What Does the High pH Level in Urine Mean for Your Tile & Grout?
The grout especially is susceptible to absorbing pet stains due to the rather porous nature of grout and all the more if the grout or tile is affected by even the smallest amount of damage. The tile can be potentially stained, damage, and develop odors if the pet accidents are not immediately treated. The urine’s pH levels are about 6, but as it dries the pH rises, and levels up to 10 – 12 on the scale can be reached. Also, as the pH rises with the effect of the oxidation reaction to the surface, the color of the grout can be altered. If left to dry for extended periods of time, the pet stains can become permanent, and if pet accidents are not immediately cleaned, irreversible damage can occur. When removing the pet stains, DIY grout and tile deep cleaning methods are not completely effective, so a professional is needed. The grout and tile can be better protected and cleaned from pet accidents as well as the daily grit, grim, and moisture buildup, through professional deep cleaning and maintenance services. Additionally, there is acidic content in pet accidents such as urine, feces, and vomit that contributes to etching on tile and grout surfaces. When etching start the problematic cracks will eventually crumble, crumbling if not properly rectified are inevitable. The floor might even have to be re-grouted should the etching become too severe due to the pet accidents.
Can Breathing in Dog & Cat Urine Harm You & Make Your Sick?
The potential staining, odors, and damage that can occur is not the limit to dealing with pet accidents on tile and grout. The pet accident can also impact your health. A number of germs and bacteria are contained in pet accidents, and these microbes thrive and spread as the grout harbors them. In order to eliminate the bacteria and sparing exposure to you, your family, and your pets, the tile and grout need to be efficiently disinfected. When you treat the pet accidents, ensure your cleaner is able to sanitize, deodorize, as well as remove any potential staining.

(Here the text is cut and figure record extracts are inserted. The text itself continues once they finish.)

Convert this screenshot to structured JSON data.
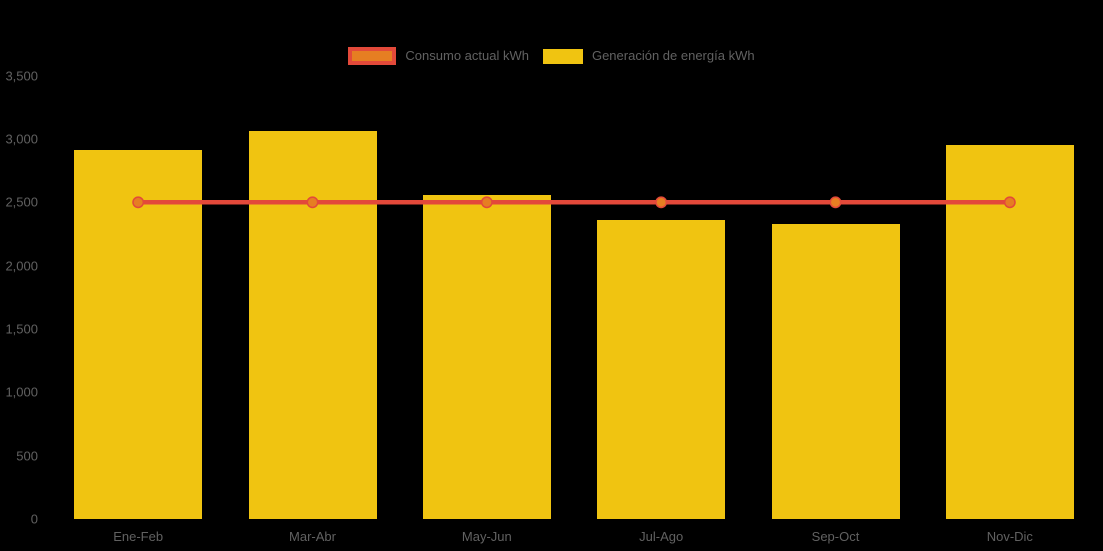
{
  "colors": {
    "background": "#000000",
    "bar": "#F0C411",
    "line": "#E3493A",
    "marker_fill": "#E67E22",
    "axis_text": "#616161"
  },
  "legend": {
    "items": [
      {
        "label": "Consumo actual kWh",
        "swatch": "line-marker-swatch",
        "line_color": "#E3493A",
        "fill_color": "#E67E22"
      },
      {
        "label": "Generación de energía kWh",
        "swatch": "bar-swatch",
        "fill_color": "#F0C411"
      }
    ]
  },
  "chart_data": {
    "type": "bar",
    "title": "",
    "xlabel": "",
    "ylabel": "",
    "categories": [
      "Ene-Feb",
      "Mar-Abr",
      "May-Jun",
      "Jul-Ago",
      "Sep-Oct",
      "Nov-Dic"
    ],
    "series": [
      {
        "name": "Generación de energía kWh",
        "type": "bar",
        "color": "#F0C411",
        "values": [
          2910,
          3060,
          2560,
          2360,
          2330,
          2950
        ]
      },
      {
        "name": "Consumo actual kWh",
        "type": "line",
        "color": "#E3493A",
        "marker_color": "#E67E22",
        "values": [
          2500,
          2500,
          2500,
          2500,
          2500,
          2500
        ]
      }
    ],
    "ylim": [
      0,
      3500
    ],
    "ytick_step": 500,
    "ytick_labels": [
      "0",
      "500",
      "1,000",
      "1,500",
      "2,000",
      "2,500",
      "3,000",
      "3,500"
    ],
    "grid": false,
    "legend_position": "top-center"
  }
}
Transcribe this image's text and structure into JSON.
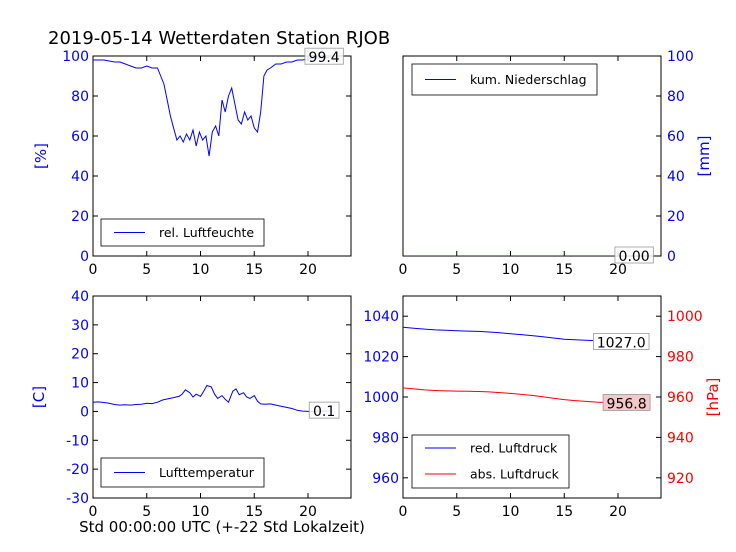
{
  "figure": {
    "title": "2019-05-14 Wetterdaten Station RJOB",
    "xlabel": "Std 00:00:00 UTC (+-22 Std Lokalzeit)"
  },
  "colors": {
    "blue": "#0000ff",
    "red": "#ff0000",
    "black": "#000000"
  },
  "chart_data": [
    {
      "type": "line",
      "panel": "top-left",
      "ylabel": "[%]",
      "ylabel_color": "#0000ff",
      "xlim": [
        0,
        24
      ],
      "ylim": [
        0,
        100
      ],
      "xticks": [
        0,
        5,
        10,
        15,
        20
      ],
      "yticks": [
        0,
        20,
        40,
        60,
        80,
        100
      ],
      "tick_color_y": "#0000ff",
      "legend": "bottom-left",
      "series": [
        {
          "name": "rel. Luftfeuchte",
          "color": "#0000ff",
          "x": [
            0,
            0.5,
            1,
            1.5,
            2,
            2.5,
            3,
            3.5,
            4,
            4.5,
            5,
            5.5,
            6,
            6.3,
            6.6,
            6.9,
            7.2,
            7.5,
            7.8,
            8.1,
            8.4,
            8.7,
            9,
            9.3,
            9.6,
            9.9,
            10.2,
            10.5,
            10.8,
            11.1,
            11.4,
            11.7,
            12,
            12.3,
            12.6,
            12.9,
            13.2,
            13.5,
            13.8,
            14.1,
            14.4,
            14.7,
            15,
            15.3,
            15.6,
            15.9,
            16.2,
            16.5,
            17,
            17.5,
            18,
            18.5,
            19,
            19.5,
            20,
            20.5,
            21,
            21.5,
            22
          ],
          "y": [
            98,
            98,
            98,
            97.5,
            97,
            97,
            96,
            95,
            94,
            94,
            95,
            94,
            94,
            90,
            86,
            78,
            70,
            64,
            58,
            60,
            57,
            61,
            58,
            63,
            55,
            62,
            58,
            60,
            50,
            62,
            65,
            60,
            78,
            72,
            80,
            84,
            76,
            68,
            66,
            72,
            68,
            70,
            64,
            62,
            72,
            90,
            93,
            94,
            96,
            96,
            97,
            97,
            98,
            98,
            98.5,
            99,
            99,
            99,
            99.4
          ]
        }
      ],
      "annotations": [
        {
          "text": "99.4",
          "x": 21.5,
          "y": 99.4,
          "color": "#000000"
        }
      ]
    },
    {
      "type": "line",
      "panel": "top-right",
      "ylabel": "[mm]",
      "ylabel_color": "#0000ff",
      "xlim": [
        0,
        24
      ],
      "ylim": [
        0,
        100
      ],
      "xticks": [
        0,
        5,
        10,
        15,
        20
      ],
      "yticks": [
        0,
        20,
        40,
        60,
        80,
        100
      ],
      "tick_color_y": "#0000ff",
      "legend": "top-left",
      "series": [
        {
          "name": "kum. Niederschlag",
          "color": "#0000ff",
          "x": [
            0,
            22
          ],
          "y": [
            0,
            0
          ]
        }
      ],
      "annotations": [
        {
          "text": "0.00",
          "x": 21.5,
          "y": 0,
          "color": "#000000"
        }
      ]
    },
    {
      "type": "line",
      "panel": "bottom-left",
      "ylabel": "[C]",
      "ylabel_color": "#0000ff",
      "xlim": [
        0,
        24
      ],
      "ylim": [
        -30,
        40
      ],
      "xticks": [
        0,
        5,
        10,
        15,
        20
      ],
      "yticks": [
        -30,
        -20,
        -10,
        0,
        10,
        20,
        30,
        40
      ],
      "tick_color_y": "#0000ff",
      "legend": "bottom-left",
      "series": [
        {
          "name": "Lufttemperatur",
          "color": "#0000ff",
          "x": [
            0,
            0.5,
            1,
            1.5,
            2,
            2.5,
            3,
            3.5,
            4,
            4.5,
            5,
            5.5,
            6,
            6.5,
            7,
            7.5,
            8,
            8.3,
            8.6,
            9,
            9.3,
            9.6,
            10,
            10.3,
            10.6,
            11,
            11.3,
            11.6,
            12,
            12.3,
            12.6,
            13,
            13.3,
            13.6,
            14,
            14.3,
            14.6,
            15,
            15.3,
            15.6,
            16,
            16.5,
            17,
            17.5,
            18,
            18.5,
            19,
            19.5,
            20,
            20.5,
            21,
            21.5,
            22
          ],
          "y": [
            3.2,
            3.3,
            3.1,
            2.8,
            2.4,
            2.2,
            2.3,
            2.2,
            2.4,
            2.5,
            2.8,
            2.7,
            3.2,
            4,
            4.4,
            4.8,
            5.2,
            6,
            7.5,
            6.5,
            5,
            6,
            5.2,
            7,
            9,
            8.5,
            6,
            4.5,
            5.5,
            4.2,
            3.2,
            7,
            7.8,
            5.8,
            6.5,
            5,
            4.5,
            5.5,
            3.5,
            2.6,
            2.5,
            2.6,
            2.2,
            1.8,
            1.4,
            1.0,
            0.4,
            0.1,
            0.0,
            0.0,
            0.1,
            0.1,
            0.1
          ]
        }
      ],
      "annotations": [
        {
          "text": "0.1",
          "x": 21.5,
          "y": 0.1,
          "color": "#000000"
        }
      ]
    },
    {
      "type": "line",
      "panel": "bottom-right",
      "ylabel": "[hPa]",
      "ylabel_color": "#ff0000",
      "xlim": [
        0,
        24
      ],
      "ylim": [
        950,
        1050
      ],
      "yticks": [
        960,
        980,
        1000,
        1020,
        1040
      ],
      "tick_color_y": "#0000ff",
      "ylim_right": [
        910,
        1010
      ],
      "yticks_right": [
        920,
        940,
        960,
        980,
        1000
      ],
      "tick_color_y_right": "#ff0000",
      "xticks": [
        0,
        5,
        10,
        15,
        20
      ],
      "legend": "bottom-left",
      "series": [
        {
          "name": "red. Luftdruck",
          "color": "#0000ff",
          "axis": "left",
          "x": [
            0,
            1,
            2,
            3,
            4,
            5,
            6,
            7,
            8,
            9,
            10,
            11,
            12,
            13,
            14,
            15,
            16,
            17,
            18,
            19,
            20,
            21,
            22
          ],
          "y": [
            1034.5,
            1034,
            1033.6,
            1033.2,
            1033,
            1032.8,
            1032.6,
            1032.5,
            1032.2,
            1031.8,
            1031.3,
            1030.9,
            1030.4,
            1029.8,
            1029.2,
            1028.6,
            1028.3,
            1028.1,
            1027.8,
            1027.6,
            1027.4,
            1027.2,
            1027.0
          ]
        },
        {
          "name": "abs. Luftdruck",
          "color": "#ff0000",
          "axis": "right",
          "x": [
            0,
            1,
            2,
            3,
            4,
            5,
            6,
            7,
            8,
            9,
            10,
            11,
            12,
            13,
            14,
            15,
            16,
            17,
            18,
            19,
            20,
            21,
            22
          ],
          "y": [
            964.5,
            964,
            963.5,
            963.2,
            963,
            962.9,
            962.8,
            962.7,
            962.5,
            962.2,
            961.8,
            961.3,
            960.8,
            960.1,
            959.4,
            958.7,
            958.2,
            957.8,
            957.5,
            957.3,
            957.1,
            956.9,
            956.8
          ]
        }
      ],
      "annotations": [
        {
          "text": "1027.0",
          "x": 20.3,
          "y": 1027.0,
          "axis": "left",
          "color": "#000000",
          "bg": "#ffffff"
        },
        {
          "text": "956.8",
          "x": 20.8,
          "y": 956.8,
          "axis": "right",
          "color": "#000000",
          "bg": "#f4c8c8"
        }
      ]
    }
  ]
}
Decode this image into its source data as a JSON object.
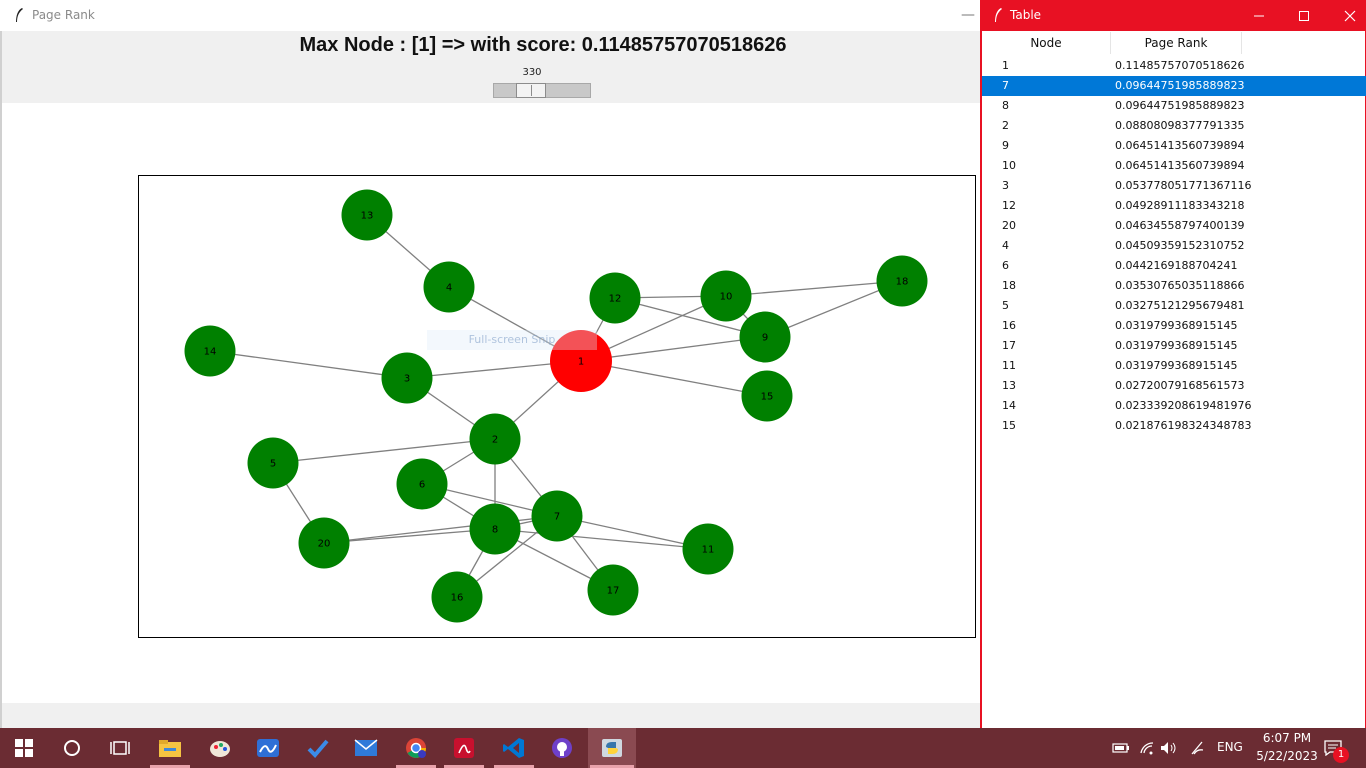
{
  "main_window": {
    "title": "Page Rank",
    "headline": "Max Node : [1] => with score: 0.11485757070518626",
    "slider_value": "330",
    "snip_hint": "Full-screen Snip"
  },
  "graph": {
    "highlight_color": "#ff0000",
    "node_color": "#008000",
    "edge_color": "#808080",
    "nodes": [
      {
        "id": "1",
        "highlight": true
      },
      {
        "id": "2"
      },
      {
        "id": "3"
      },
      {
        "id": "4"
      },
      {
        "id": "5"
      },
      {
        "id": "6"
      },
      {
        "id": "7"
      },
      {
        "id": "8"
      },
      {
        "id": "9"
      },
      {
        "id": "10"
      },
      {
        "id": "11"
      },
      {
        "id": "12"
      },
      {
        "id": "13"
      },
      {
        "id": "14"
      },
      {
        "id": "15"
      },
      {
        "id": "16"
      },
      {
        "id": "17"
      },
      {
        "id": "18"
      },
      {
        "id": "20"
      }
    ],
    "edges": [
      [
        "13",
        "4"
      ],
      [
        "4",
        "1"
      ],
      [
        "14",
        "3"
      ],
      [
        "3",
        "1"
      ],
      [
        "3",
        "2"
      ],
      [
        "2",
        "1"
      ],
      [
        "12",
        "1"
      ],
      [
        "1",
        "10"
      ],
      [
        "1",
        "9"
      ],
      [
        "1",
        "15"
      ],
      [
        "12",
        "10"
      ],
      [
        "12",
        "9"
      ],
      [
        "10",
        "9"
      ],
      [
        "10",
        "18"
      ],
      [
        "9",
        "18"
      ],
      [
        "2",
        "5"
      ],
      [
        "2",
        "6"
      ],
      [
        "2",
        "8"
      ],
      [
        "2",
        "7"
      ],
      [
        "5",
        "20"
      ],
      [
        "20",
        "8"
      ],
      [
        "20",
        "7"
      ],
      [
        "6",
        "8"
      ],
      [
        "6",
        "7"
      ],
      [
        "8",
        "7"
      ],
      [
        "8",
        "11"
      ],
      [
        "7",
        "11"
      ],
      [
        "7",
        "17"
      ],
      [
        "7",
        "16"
      ],
      [
        "8",
        "16"
      ],
      [
        "8",
        "17"
      ]
    ]
  },
  "table_window": {
    "title": "Table",
    "columns": [
      "Node",
      "Page Rank"
    ],
    "rows": [
      {
        "node": "1",
        "rank": "0.11485757070518626"
      },
      {
        "node": "7",
        "rank": "0.09644751985889823",
        "selected": true
      },
      {
        "node": "8",
        "rank": "0.09644751985889823"
      },
      {
        "node": "2",
        "rank": "0.08808098377791335"
      },
      {
        "node": "9",
        "rank": "0.06451413560739894"
      },
      {
        "node": "10",
        "rank": "0.06451413560739894"
      },
      {
        "node": "3",
        "rank": "0.053778051771367116"
      },
      {
        "node": "12",
        "rank": "0.04928911183343218"
      },
      {
        "node": "20",
        "rank": "0.04634558797400139"
      },
      {
        "node": "4",
        "rank": "0.04509359152310752"
      },
      {
        "node": "6",
        "rank": "0.0442169188704241"
      },
      {
        "node": "18",
        "rank": "0.03530765035118866"
      },
      {
        "node": "5",
        "rank": "0.03275121295679481"
      },
      {
        "node": "16",
        "rank": "0.0319799368915145"
      },
      {
        "node": "17",
        "rank": "0.0319799368915145"
      },
      {
        "node": "11",
        "rank": "0.0319799368915145"
      },
      {
        "node": "13",
        "rank": "0.02720079168561573"
      },
      {
        "node": "14",
        "rank": "0.023339208619481976"
      },
      {
        "node": "15",
        "rank": "0.021876198324348783"
      }
    ]
  },
  "taskbar": {
    "apps": [
      "start",
      "search",
      "task-view",
      "file-explorer",
      "paint",
      "whiteboard",
      "todo",
      "mail",
      "chrome",
      "acrobat",
      "vscode",
      "github",
      "python"
    ],
    "language": "ENG",
    "time": "6:07 PM",
    "date": "5/22/2023",
    "notifications": "1"
  }
}
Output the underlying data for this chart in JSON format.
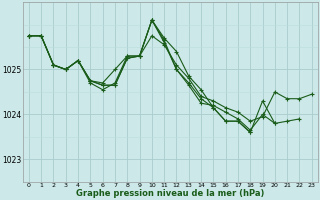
{
  "background_color": "#cce8e8",
  "grid_color_major": "#aacccc",
  "grid_color_minor": "#bbdddd",
  "line_color": "#1a5c1a",
  "xlabel": "Graphe pression niveau de la mer (hPa)",
  "ylim": [
    1022.6,
    1026.4
  ],
  "xlim": [
    -0.5,
    23.5
  ],
  "yticks": [
    1023,
    1024,
    1025
  ],
  "xticks": [
    0,
    1,
    2,
    3,
    4,
    5,
    6,
    7,
    8,
    9,
    10,
    11,
    12,
    13,
    14,
    15,
    16,
    17,
    18,
    19,
    20,
    21,
    22,
    23
  ],
  "series": [
    {
      "x": [
        0,
        1,
        2,
        3,
        4,
        5,
        6,
        7,
        8,
        9,
        10,
        11,
        12,
        13,
        14,
        15,
        16,
        17,
        18,
        19,
        20,
        21,
        22,
        23
      ],
      "y": [
        1025.75,
        1025.75,
        1025.1,
        1025.0,
        1025.2,
        1024.7,
        1024.55,
        1024.7,
        1025.3,
        1025.3,
        1025.75,
        1025.55,
        1025.1,
        1024.8,
        1024.4,
        1024.3,
        1024.15,
        1024.05,
        1023.85,
        1023.95,
        1024.5,
        1024.35,
        1024.35,
        1024.45
      ]
    },
    {
      "x": [
        0,
        1,
        2,
        3,
        4,
        5,
        6,
        7,
        8,
        9,
        10,
        11,
        12,
        13,
        14,
        15,
        16,
        17,
        18,
        19,
        20,
        21,
        22
      ],
      "y": [
        1025.75,
        1025.75,
        1025.1,
        1025.0,
        1025.2,
        1024.75,
        1024.7,
        1025.0,
        1025.3,
        1025.3,
        1026.1,
        1025.65,
        1025.0,
        1024.65,
        1024.25,
        1024.2,
        1024.05,
        1023.9,
        1023.65,
        1024.0,
        1023.8,
        1023.85,
        1023.9
      ]
    },
    {
      "x": [
        0,
        1,
        2,
        3,
        4,
        5,
        6,
        7,
        8,
        9,
        10,
        11,
        12,
        13,
        14,
        15,
        16,
        17,
        18,
        19,
        20
      ],
      "y": [
        1025.75,
        1025.75,
        1025.1,
        1025.0,
        1025.2,
        1024.75,
        1024.65,
        1024.65,
        1025.25,
        1025.3,
        1026.1,
        1025.6,
        1025.0,
        1024.7,
        1024.35,
        1024.15,
        1023.85,
        1023.85,
        1023.6,
        1024.3,
        1023.8
      ]
    },
    {
      "x": [
        0,
        1,
        2,
        3,
        4,
        5,
        6,
        7,
        8,
        9,
        10,
        11,
        12,
        13,
        14,
        15,
        16,
        17,
        18
      ],
      "y": [
        1025.75,
        1025.75,
        1025.1,
        1025.0,
        1025.2,
        1024.75,
        1024.65,
        1024.65,
        1025.25,
        1025.3,
        1026.1,
        1025.7,
        1025.4,
        1024.85,
        1024.55,
        1024.15,
        1023.85,
        1023.85,
        1023.6
      ]
    }
  ]
}
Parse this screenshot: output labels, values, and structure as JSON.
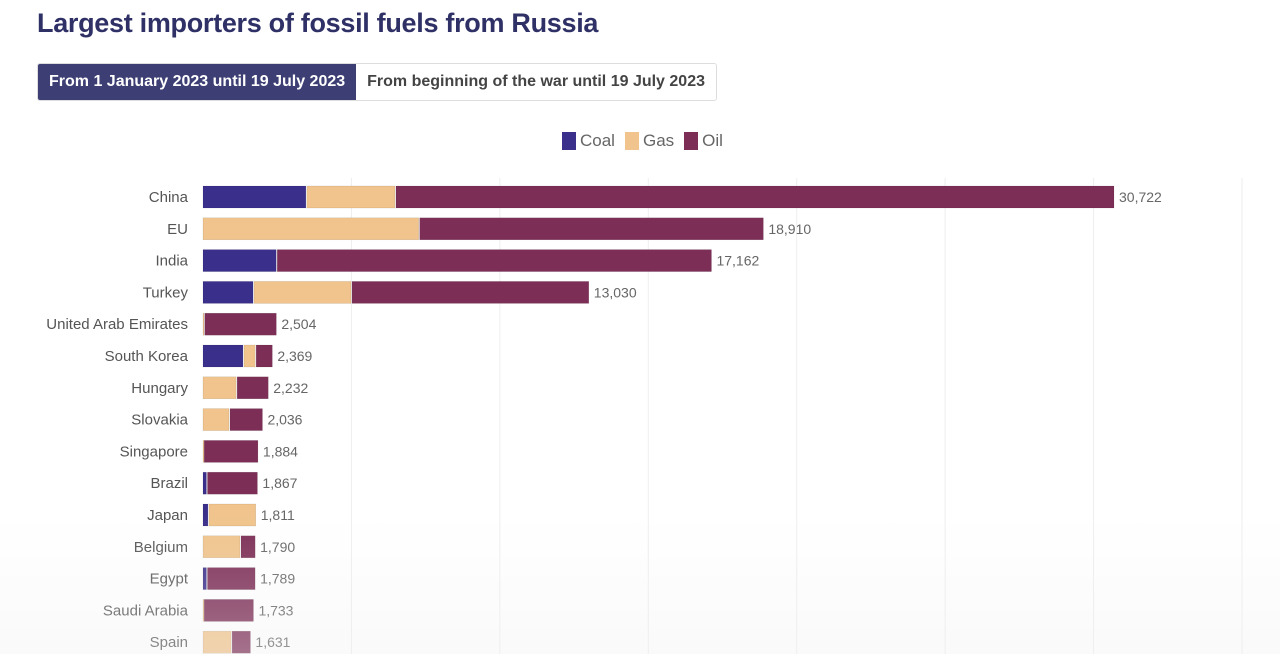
{
  "colors": {
    "coal": "#3b2f8c",
    "gas": "#f0c48c",
    "oil": "#7d2e56",
    "accent": "#3d3f74"
  },
  "toggle": {
    "active_label": "From 1 January 2023 until 19 July 2023",
    "inactive_label": "From beginning of the war until 19 July 2023"
  },
  "chart_data": {
    "type": "bar",
    "orientation": "horizontal",
    "stacked": true,
    "title": "Largest importers of fossil fuels from Russia",
    "legend": {
      "position": "top-center",
      "entries": [
        "Coal",
        "Gas",
        "Oil"
      ]
    },
    "xlim": [
      0,
      35000
    ],
    "grid_step": 5000,
    "categories": [
      "China",
      "EU",
      "India",
      "Turkey",
      "United Arab Emirates",
      "South Korea",
      "Hungary",
      "Slovakia",
      "Singapore",
      "Brazil",
      "Japan",
      "Belgium",
      "Egypt",
      "Saudi Arabia",
      "Spain"
    ],
    "totals": [
      "30,722",
      "18,910",
      "17,162",
      "13,030",
      "2,504",
      "2,369",
      "2,232",
      "2,036",
      "1,884",
      "1,867",
      "1,811",
      "1,790",
      "1,789",
      "1,733",
      "1,631"
    ],
    "series": [
      {
        "name": "Coal",
        "values": [
          3500,
          0,
          2500,
          1720,
          0,
          1380,
          0,
          0,
          0,
          150,
          200,
          0,
          150,
          0,
          0
        ]
      },
      {
        "name": "Gas",
        "values": [
          3000,
          7300,
          0,
          3300,
          60,
          410,
          1150,
          910,
          40,
          0,
          1611,
          1280,
          0,
          40,
          980
        ]
      },
      {
        "name": "Oil",
        "values": [
          24222,
          11610,
          14662,
          8010,
          2444,
          579,
          1082,
          1126,
          1844,
          1717,
          0,
          510,
          1639,
          1693,
          651
        ]
      }
    ]
  }
}
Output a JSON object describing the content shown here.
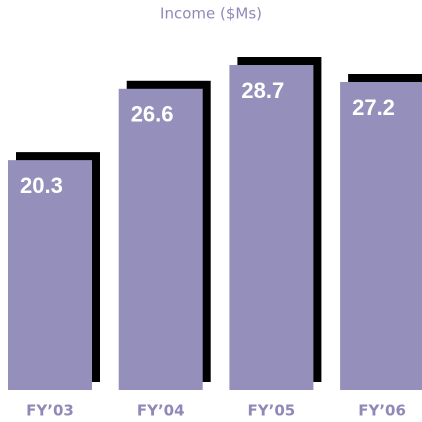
{
  "chart_data": {
    "type": "bar",
    "title": "Income ($Ms)",
    "categories": [
      "FY’03",
      "FY’04",
      "FY’05",
      "FY’06"
    ],
    "values": [
      20.3,
      26.6,
      28.7,
      27.2
    ],
    "color": "#9590bb"
  }
}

Sealing Helps Protect Tile from Dog Pee
Experts will recommend the use of sealants for the most tile and grout. The sealants act as a barrier to help the porosity resist absorption, no matter if the stone of the tile is manmade or natural. The sealants do dissipate and need fresh coats applied over time, cleaning, and normal wear. Be sure to schedule a deep cleaning and sealant services for your tile and grout every 6-12 months.